Borse di studio e prestito d’onore: a che punto siamo?
Anche le borse di studio fanno parte dell’equazione. I sussidi allo studio se rapportati ai costi attuali non consentono più una stabilità economica; inoltre, al netto dei fatti, anche gli studenti con famiglie appartenenti al ceto medio stanno riscontrando non poche difficoltà, pertanto le borse di studio non bastano più e non arrivano a incontrare le necessità degli iscritti.
Recentemente il Premier Giorgia Meloni ha fatto riferimento alla valorizzazione del prestito d’onore, ossia un prestito con tassi agevolati. In sostanza, la misura in questione dovrebbe consentire agli studenti di praticare con meno affanni il percorso universitario.
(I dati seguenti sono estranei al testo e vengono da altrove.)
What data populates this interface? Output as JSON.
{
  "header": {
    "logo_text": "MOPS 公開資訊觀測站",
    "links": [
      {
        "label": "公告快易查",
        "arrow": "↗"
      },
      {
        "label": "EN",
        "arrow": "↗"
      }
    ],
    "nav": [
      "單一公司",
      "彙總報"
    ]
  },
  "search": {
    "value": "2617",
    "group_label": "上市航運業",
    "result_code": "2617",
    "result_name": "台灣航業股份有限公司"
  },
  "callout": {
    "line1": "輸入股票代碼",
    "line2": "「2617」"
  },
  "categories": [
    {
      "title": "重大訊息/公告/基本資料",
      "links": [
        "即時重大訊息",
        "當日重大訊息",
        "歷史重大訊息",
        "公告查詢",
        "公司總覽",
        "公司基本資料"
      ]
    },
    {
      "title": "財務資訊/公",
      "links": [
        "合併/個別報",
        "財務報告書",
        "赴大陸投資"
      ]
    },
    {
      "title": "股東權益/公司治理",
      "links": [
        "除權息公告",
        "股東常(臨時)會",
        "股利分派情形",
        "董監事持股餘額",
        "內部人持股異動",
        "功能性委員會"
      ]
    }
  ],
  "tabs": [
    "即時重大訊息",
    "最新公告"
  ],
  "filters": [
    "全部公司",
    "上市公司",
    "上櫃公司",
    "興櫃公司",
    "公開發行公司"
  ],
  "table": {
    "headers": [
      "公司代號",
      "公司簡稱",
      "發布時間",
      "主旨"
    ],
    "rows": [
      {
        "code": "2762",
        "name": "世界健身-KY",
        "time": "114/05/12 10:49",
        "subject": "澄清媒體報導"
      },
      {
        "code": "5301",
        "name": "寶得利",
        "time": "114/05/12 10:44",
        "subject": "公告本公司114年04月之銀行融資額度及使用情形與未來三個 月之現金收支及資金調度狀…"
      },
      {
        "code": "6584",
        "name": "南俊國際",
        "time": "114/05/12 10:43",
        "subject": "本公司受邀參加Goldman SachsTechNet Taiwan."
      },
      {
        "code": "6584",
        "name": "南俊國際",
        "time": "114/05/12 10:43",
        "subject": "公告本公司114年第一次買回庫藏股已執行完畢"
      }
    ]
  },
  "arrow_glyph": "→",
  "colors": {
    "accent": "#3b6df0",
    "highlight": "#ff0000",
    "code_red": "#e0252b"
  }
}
Tuttavia, nel nostro Paese vengono erogati pochissimi finanziamenti di questo tipo ed è facilmente intuibile il motivo: considerando lo scarso equilibrio del mercato del lavoro, coprire il debito nel post-laurea potrebbe essere difficile. Va chiarito comunque che in molti casi è possibile ripagare il prestito due anni dopo aver conseguito il titolo, un plus che non deve essere sottovalutato.